Der Antragsteller kann jedenfalls eine Beitragspflicht nicht mit dem Argument abwenden, dass es sich bei der … um eine im Außenbereich gelegene Splittersiedlung im Sinne von § 35 BauGB handelt.
Gegen die Abrechenbarkeit des Ausbaus der Ortsdurchfahrt … im Rahmen eines Straßenausbaubeitrags bestehen dem Grunde nach keine ernstlichen Zweifel an der Rechtmäßigkeit der angegriffenen Bescheide.
Nachdem sonstige zu ernstlichen Zweifeln an der Rechtmäßigkeit der angegriffenen Bescheide führende Gesichtspunkte nicht vorgetragen wurden, war aufgrund der im vorliegenden Eilverfahren nur vorzunehmenden summarischen Überprüfung der Antrag abzulehnen.

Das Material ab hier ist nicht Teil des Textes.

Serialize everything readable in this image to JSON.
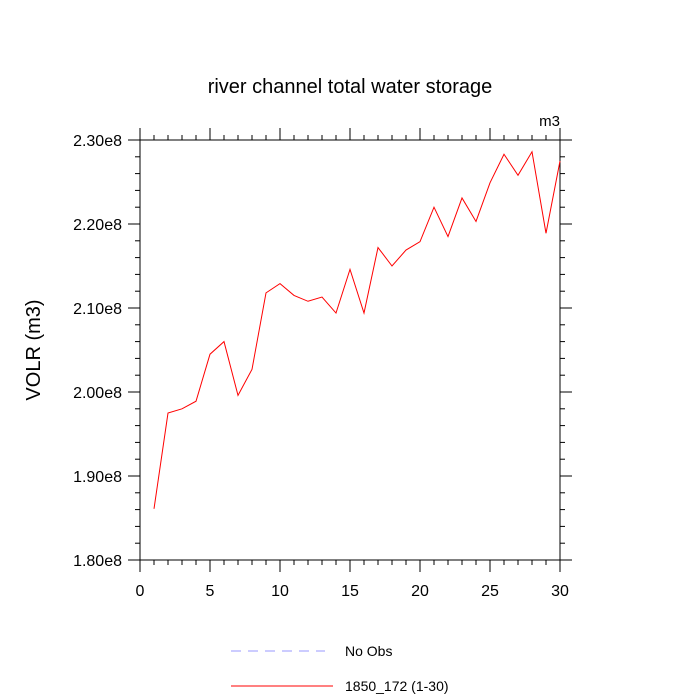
{
  "chart_data": {
    "type": "line",
    "title": "river channel total water storage",
    "units_label": "m3",
    "ylabel": "VOLR  (m3)",
    "xlabel": "",
    "xlim": [
      0,
      30
    ],
    "ylim": [
      180000000,
      230000000
    ],
    "x_major_ticks": [
      0,
      5,
      10,
      15,
      20,
      25,
      30
    ],
    "x_tick_labels": [
      "0",
      "5",
      "10",
      "15",
      "20",
      "25",
      "30"
    ],
    "x_minor_step": 1,
    "y_major_ticks": [
      180000000,
      190000000,
      200000000,
      210000000,
      220000000,
      230000000
    ],
    "y_tick_labels": [
      "1.80e8",
      "1.90e8",
      "2.00e8",
      "2.10e8",
      "2.20e8",
      "2.30e8"
    ],
    "y_minor_step": 2000000,
    "grid": false,
    "legend_position": "bottom-center",
    "series": [
      {
        "name": "No Obs",
        "color": "#9999ff",
        "style": "dashed",
        "x": [],
        "values": []
      },
      {
        "name": "1850_172 (1-30)",
        "color": "#ff0000",
        "style": "solid",
        "x": [
          1,
          2,
          3,
          4,
          5,
          6,
          7,
          8,
          9,
          10,
          11,
          12,
          13,
          14,
          15,
          16,
          17,
          18,
          19,
          20,
          21,
          22,
          23,
          24,
          25,
          26,
          27,
          28,
          29,
          30
        ],
        "values": [
          186100000,
          197500000,
          198000000,
          198900000,
          204500000,
          206000000,
          199600000,
          202700000,
          211800000,
          212900000,
          211500000,
          210800000,
          211300000,
          209400000,
          214600000,
          209400000,
          217200000,
          215000000,
          216900000,
          217900000,
          222000000,
          218500000,
          223100000,
          220300000,
          224900000,
          228300000,
          225800000,
          228600000,
          218900000,
          227500000
        ]
      }
    ]
  }
}
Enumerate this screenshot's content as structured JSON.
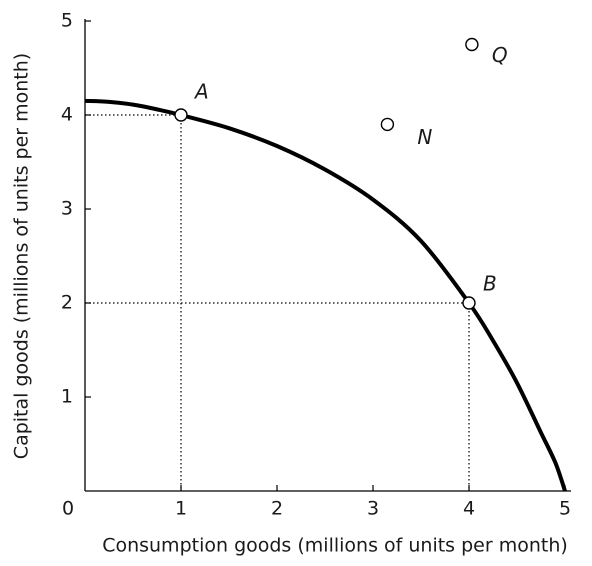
{
  "chart_data": {
    "type": "line",
    "x_label": "Consumption goods (millions of units per month)",
    "y_label": "Capital goods (millions of units per month)",
    "xlim": [
      0,
      5
    ],
    "ylim": [
      0,
      5
    ],
    "xticks": [
      0,
      1,
      2,
      3,
      4,
      5
    ],
    "yticks": [
      1,
      2,
      3,
      4,
      5
    ],
    "curve": {
      "color": "#000000",
      "x": [
        0,
        0.25,
        0.5,
        0.75,
        1,
        1.5,
        2,
        2.5,
        3,
        3.5,
        4,
        4.25,
        4.5,
        4.75,
        4.9,
        5
      ],
      "y": [
        4.15,
        4.14,
        4.11,
        4.06,
        4.0,
        3.86,
        3.67,
        3.42,
        3.1,
        2.66,
        2.0,
        1.6,
        1.15,
        0.62,
        0.3,
        0
      ]
    },
    "points": [
      {
        "label": "A",
        "x": 1,
        "y": 4,
        "guides": true
      },
      {
        "label": "B",
        "x": 4,
        "y": 2,
        "guides": true
      },
      {
        "label": "N",
        "x": 3.15,
        "y": 3.9,
        "guides": false
      },
      {
        "label": "Q",
        "x": 4.03,
        "y": 4.75,
        "guides": false
      }
    ]
  }
}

Die Kostenentscheidung beruht auf § 154 Abs. 1 VwGO; die Streitwertfestsetzung beruht auf § 52 Abs. 3 GKG, wobei nach Rechtsprechung des Bayerischen Verwaltungsgerichtshofs im Verfahren des vorläufigen Rechtsschutzes nur ein Viertel der Beitragshöhe anzusetzen ist.